Well, said goodbye to W this morning and skipped the goodbye kiss. Normally, I kiss her on the cheek and wish her a good day. Today I wished her a good day and expressed my hopes that the situation we discussed re work would turn out well, then left. She stood near me appearing to be waiting for the kiss on the cheek, it never came. That was very difficult for me because one of the things I always wanted to do was carry on in a way that I felt showed affection, for us and for the kids. But, I’m thinking that I am just too darn available! She knows I’m there and waiting. In hindsight, I have noticed when I pull away or make myself less available she tends to seek me out. So I may follow this and just cut back on my “availability, not in a hostile “I’ll fix you” manner but just by spending more time with ME and worrying less about interacting with her.
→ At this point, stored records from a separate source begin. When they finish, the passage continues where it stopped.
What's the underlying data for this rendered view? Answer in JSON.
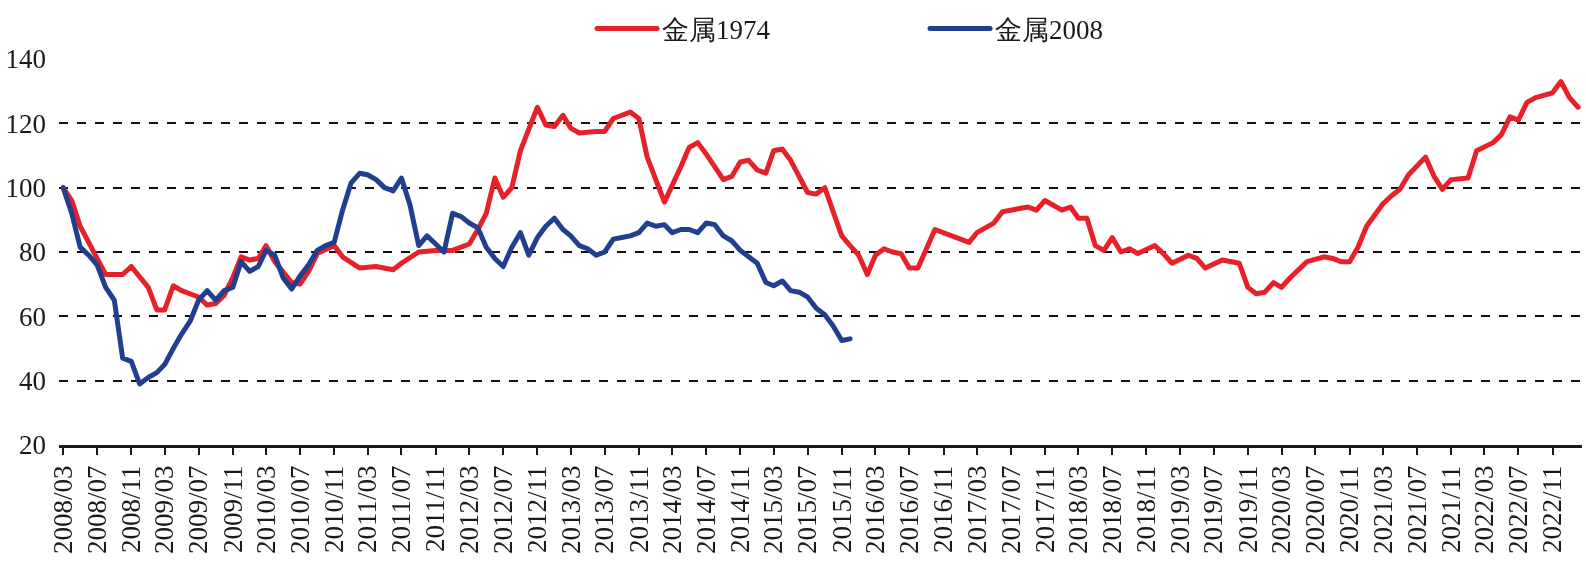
{
  "chart_data": {
    "type": "line",
    "legend": "top",
    "grid": "y",
    "line_style": "solid",
    "xlim": [
      "2008-02-15",
      "2023-02-15"
    ],
    "xticks": [
      {
        "value": "2008-03",
        "label": "2008/03"
      },
      {
        "value": "2008-07",
        "label": "2008/07"
      },
      {
        "value": "2008-11",
        "label": "2008/11"
      },
      {
        "value": "2009-03",
        "label": "2009/03"
      },
      {
        "value": "2009-07",
        "label": "2009/07"
      },
      {
        "value": "2009-11",
        "label": "2009/11"
      },
      {
        "value": "2010-03",
        "label": "2010/03"
      },
      {
        "value": "2010-07",
        "label": "2010/07"
      },
      {
        "value": "2010-11",
        "label": "2010/11"
      },
      {
        "value": "2011-03",
        "label": "2011/03"
      },
      {
        "value": "2011-07",
        "label": "2011/07"
      },
      {
        "value": "2011-11",
        "label": "2011/11"
      },
      {
        "value": "2012-03",
        "label": "2012/03"
      },
      {
        "value": "2012-07",
        "label": "2012/07"
      },
      {
        "value": "2012-11",
        "label": "2012/11"
      },
      {
        "value": "2013-03",
        "label": "2013/03"
      },
      {
        "value": "2013-07",
        "label": "2013/07"
      },
      {
        "value": "2013-11",
        "label": "2013/11"
      },
      {
        "value": "2014-03",
        "label": "2014/03"
      },
      {
        "value": "2014-07",
        "label": "2014/07"
      },
      {
        "value": "2014-11",
        "label": "2014/11"
      },
      {
        "value": "2015-03",
        "label": "2015/03"
      },
      {
        "value": "2015-07",
        "label": "2015/07"
      },
      {
        "value": "2015-11",
        "label": "2015/11"
      },
      {
        "value": "2016-03",
        "label": "2016/03"
      },
      {
        "value": "2016-07",
        "label": "2016/07"
      },
      {
        "value": "2016-11",
        "label": "2016/11"
      },
      {
        "value": "2017-03",
        "label": "2017/03"
      },
      {
        "value": "2017-07",
        "label": "2017/07"
      },
      {
        "value": "2017-11",
        "label": "2017/11"
      },
      {
        "value": "2018-03",
        "label": "2018/03"
      },
      {
        "value": "2018-07",
        "label": "2018/07"
      },
      {
        "value": "2018-11",
        "label": "2018/11"
      },
      {
        "value": "2019-03",
        "label": "2019/03"
      },
      {
        "value": "2019-07",
        "label": "2019/07"
      },
      {
        "value": "2019-11",
        "label": "2019/11"
      },
      {
        "value": "2020-03",
        "label": "2020/03"
      },
      {
        "value": "2020-07",
        "label": "2020/07"
      },
      {
        "value": "2020-11",
        "label": "2020/11"
      },
      {
        "value": "2021-03",
        "label": "2021/03"
      },
      {
        "value": "2021-07",
        "label": "2021/07"
      },
      {
        "value": "2021-11",
        "label": "2021/11"
      },
      {
        "value": "2022-03",
        "label": "2022/03"
      },
      {
        "value": "2022-07",
        "label": "2022/07"
      },
      {
        "value": "2022-11",
        "label": "2022/11"
      }
    ],
    "ylim": [
      20,
      140
    ],
    "yticks": [
      20,
      40,
      60,
      80,
      100,
      120,
      140
    ],
    "series": [
      {
        "name": "金属1974",
        "color": "#e6212a",
        "x": [
          "2008-03",
          "2008-04",
          "2008-05",
          "2008-06",
          "2008-07",
          "2008-08",
          "2008-10",
          "2008-11",
          "2009-01",
          "2009-02",
          "2009-03",
          "2009-04",
          "2009-05",
          "2009-07",
          "2009-08",
          "2009-09",
          "2009-10",
          "2009-11",
          "2009-12",
          "2010-01",
          "2010-02",
          "2010-03",
          "2010-04",
          "2010-06",
          "2010-07",
          "2010-08",
          "2010-09",
          "2010-11",
          "2010-12",
          "2011-02",
          "2011-04",
          "2011-06",
          "2011-07",
          "2011-09",
          "2011-11",
          "2012-01",
          "2012-03",
          "2012-04",
          "2012-05",
          "2012-06",
          "2012-07",
          "2012-08",
          "2012-09",
          "2012-11",
          "2012-12",
          "2013-01",
          "2013-02",
          "2013-03",
          "2013-04",
          "2013-06",
          "2013-07",
          "2013-08",
          "2013-10",
          "2013-11",
          "2013-12",
          "2014-02",
          "2014-04",
          "2014-05",
          "2014-06",
          "2014-07",
          "2014-09",
          "2014-10",
          "2014-11",
          "2014-12",
          "2015-01",
          "2015-02",
          "2015-03",
          "2015-04",
          "2015-05",
          "2015-07",
          "2015-08",
          "2015-09",
          "2015-10",
          "2015-11",
          "2015-12",
          "2016-01",
          "2016-02",
          "2016-03",
          "2016-04",
          "2016-05",
          "2016-06",
          "2016-07",
          "2016-08",
          "2016-10",
          "2016-12",
          "2017-02",
          "2017-03",
          "2017-05",
          "2017-06",
          "2017-08",
          "2017-09",
          "2017-10",
          "2017-11",
          "2018-01",
          "2018-02",
          "2018-03",
          "2018-04",
          "2018-05",
          "2018-06",
          "2018-07",
          "2018-08",
          "2018-09",
          "2018-10",
          "2018-12",
          "2019-01",
          "2019-02",
          "2019-04",
          "2019-05",
          "2019-06",
          "2019-08",
          "2019-10",
          "2019-11",
          "2019-12",
          "2020-01",
          "2020-02",
          "2020-03",
          "2020-04",
          "2020-06",
          "2020-08",
          "2020-09",
          "2020-10",
          "2020-11",
          "2020-12",
          "2021-01",
          "2021-03",
          "2021-04",
          "2021-05",
          "2021-06",
          "2021-08",
          "2021-09",
          "2021-10",
          "2021-11",
          "2022-01",
          "2022-02",
          "2022-04",
          "2022-05",
          "2022-06",
          "2022-07",
          "2022-08",
          "2022-09",
          "2022-11",
          "2022-12",
          "2023-01",
          "2023-02"
        ],
        "values": [
          100,
          96,
          88,
          83,
          78,
          73,
          73,
          75.5,
          69,
          62,
          62,
          69.5,
          68,
          66,
          63.5,
          64,
          66.5,
          72,
          78.5,
          77.5,
          78,
          82,
          77,
          70.5,
          70,
          74,
          79.5,
          82,
          78.5,
          75,
          75.5,
          74.5,
          76.5,
          80,
          80.5,
          80.5,
          82.5,
          87,
          92,
          103,
          97,
          100,
          111.5,
          125,
          119.5,
          119,
          122.5,
          118.5,
          117,
          117.5,
          117.5,
          121.5,
          123.5,
          121.5,
          109.5,
          95.5,
          106.5,
          112.5,
          114,
          110.5,
          102.5,
          103.5,
          108,
          108.5,
          105.5,
          104.5,
          111.5,
          112,
          108.5,
          98.5,
          98,
          100,
          92.5,
          85,
          82,
          79,
          73,
          79,
          81,
          80,
          79.5,
          75,
          75,
          87,
          85,
          83,
          86,
          89,
          92.5,
          93.5,
          94,
          93,
          96,
          93,
          94,
          90.5,
          90.5,
          82,
          80.5,
          84.5,
          80,
          81,
          79.5,
          82,
          79.5,
          76.5,
          79,
          78,
          75,
          77.5,
          76.5,
          69,
          67,
          67.5,
          70.5,
          69,
          72,
          77,
          78.5,
          78,
          77,
          77,
          81.5,
          88,
          95,
          97.5,
          99.5,
          104,
          109.5,
          103.5,
          99.5,
          102.5,
          103,
          111.5,
          114,
          116.5,
          122,
          121,
          126.5,
          128,
          129.5,
          133,
          128,
          125
        ]
      },
      {
        "name": "金属2008",
        "color": "#203f8f",
        "x": [
          "2008-03",
          "2008-04",
          "2008-05",
          "2008-06",
          "2008-07",
          "2008-08",
          "2008-09",
          "2008-10",
          "2008-11",
          "2008-12",
          "2009-01",
          "2009-02",
          "2009-03",
          "2009-04",
          "2009-05",
          "2009-06",
          "2009-07",
          "2009-08",
          "2009-09",
          "2009-10",
          "2009-11",
          "2009-12",
          "2010-01",
          "2010-02",
          "2010-03",
          "2010-04",
          "2010-05",
          "2010-06",
          "2010-07",
          "2010-08",
          "2010-09",
          "2010-10",
          "2010-11",
          "2010-12",
          "2011-01",
          "2011-02",
          "2011-03",
          "2011-04",
          "2011-05",
          "2011-06",
          "2011-07",
          "2011-08",
          "2011-09",
          "2011-10",
          "2011-11",
          "2011-12",
          "2012-01",
          "2012-02",
          "2012-03",
          "2012-04",
          "2012-05",
          "2012-06",
          "2012-07",
          "2012-08",
          "2012-09",
          "2012-10",
          "2012-11",
          "2012-12",
          "2013-01",
          "2013-02",
          "2013-03",
          "2013-04",
          "2013-05",
          "2013-06",
          "2013-07",
          "2013-08",
          "2013-09",
          "2013-10",
          "2013-11",
          "2013-12",
          "2014-01",
          "2014-02",
          "2014-03",
          "2014-04",
          "2014-05",
          "2014-06",
          "2014-07",
          "2014-08",
          "2014-09",
          "2014-10",
          "2014-11",
          "2015-01",
          "2015-02",
          "2015-03",
          "2015-04",
          "2015-05",
          "2015-06",
          "2015-07",
          "2015-08",
          "2015-09",
          "2015-10",
          "2015-11",
          "2015-12"
        ],
        "values": [
          100,
          92,
          81.5,
          79,
          76,
          69,
          65,
          47,
          46,
          39,
          41,
          42.5,
          45,
          50,
          54.5,
          58.5,
          65,
          68,
          65,
          68,
          69,
          77,
          74,
          75.5,
          80.5,
          79,
          72,
          68.5,
          72.5,
          76,
          80.5,
          82,
          83,
          93,
          101.5,
          104.5,
          104,
          102.5,
          100,
          99,
          103,
          94.5,
          82,
          85,
          82.5,
          80,
          92,
          91,
          89,
          87.5,
          81.5,
          78,
          75.5,
          81.5,
          86,
          79,
          84.5,
          88,
          90.5,
          87,
          85,
          82,
          81,
          79,
          80,
          84,
          84.5,
          85,
          86,
          89,
          88,
          88.5,
          86,
          87,
          87,
          86,
          89,
          88.5,
          85,
          83.5,
          80.5,
          76.5,
          70.5,
          69.5,
          71,
          68,
          67.5,
          66,
          62.5,
          60.5,
          57,
          52.5,
          53
        ]
      }
    ]
  }
}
It’s dead so I might as well continue on with that in mind. It was funny, last night I went downstairs (to check in with you guys) and when I returned W was on the phone with OP going over the same sh!t she just went over with me! I noticed OP seems to ask more questions e.g. “why do you think that happened” and “what do you think you should do” rather than making comments about the situation. She doesn’t tell my W what to do but asks questions to get her to tease it out. That’s called SF Counselling. OP is using her skills wisely, I will take note of this and use those skills myself in future discussions with W. Live and learn. Have a great day fellow DBers.
P.S. Yes, Tom I am an Ontarian, Northern ON is so beautiful isn't it!
1210, fries and gravy!! mmmmmm mmmmmm. Don't forget the poutine! (that's more a French Canadian thing). If you're gonna wallpaper your arteries you might as well do it right!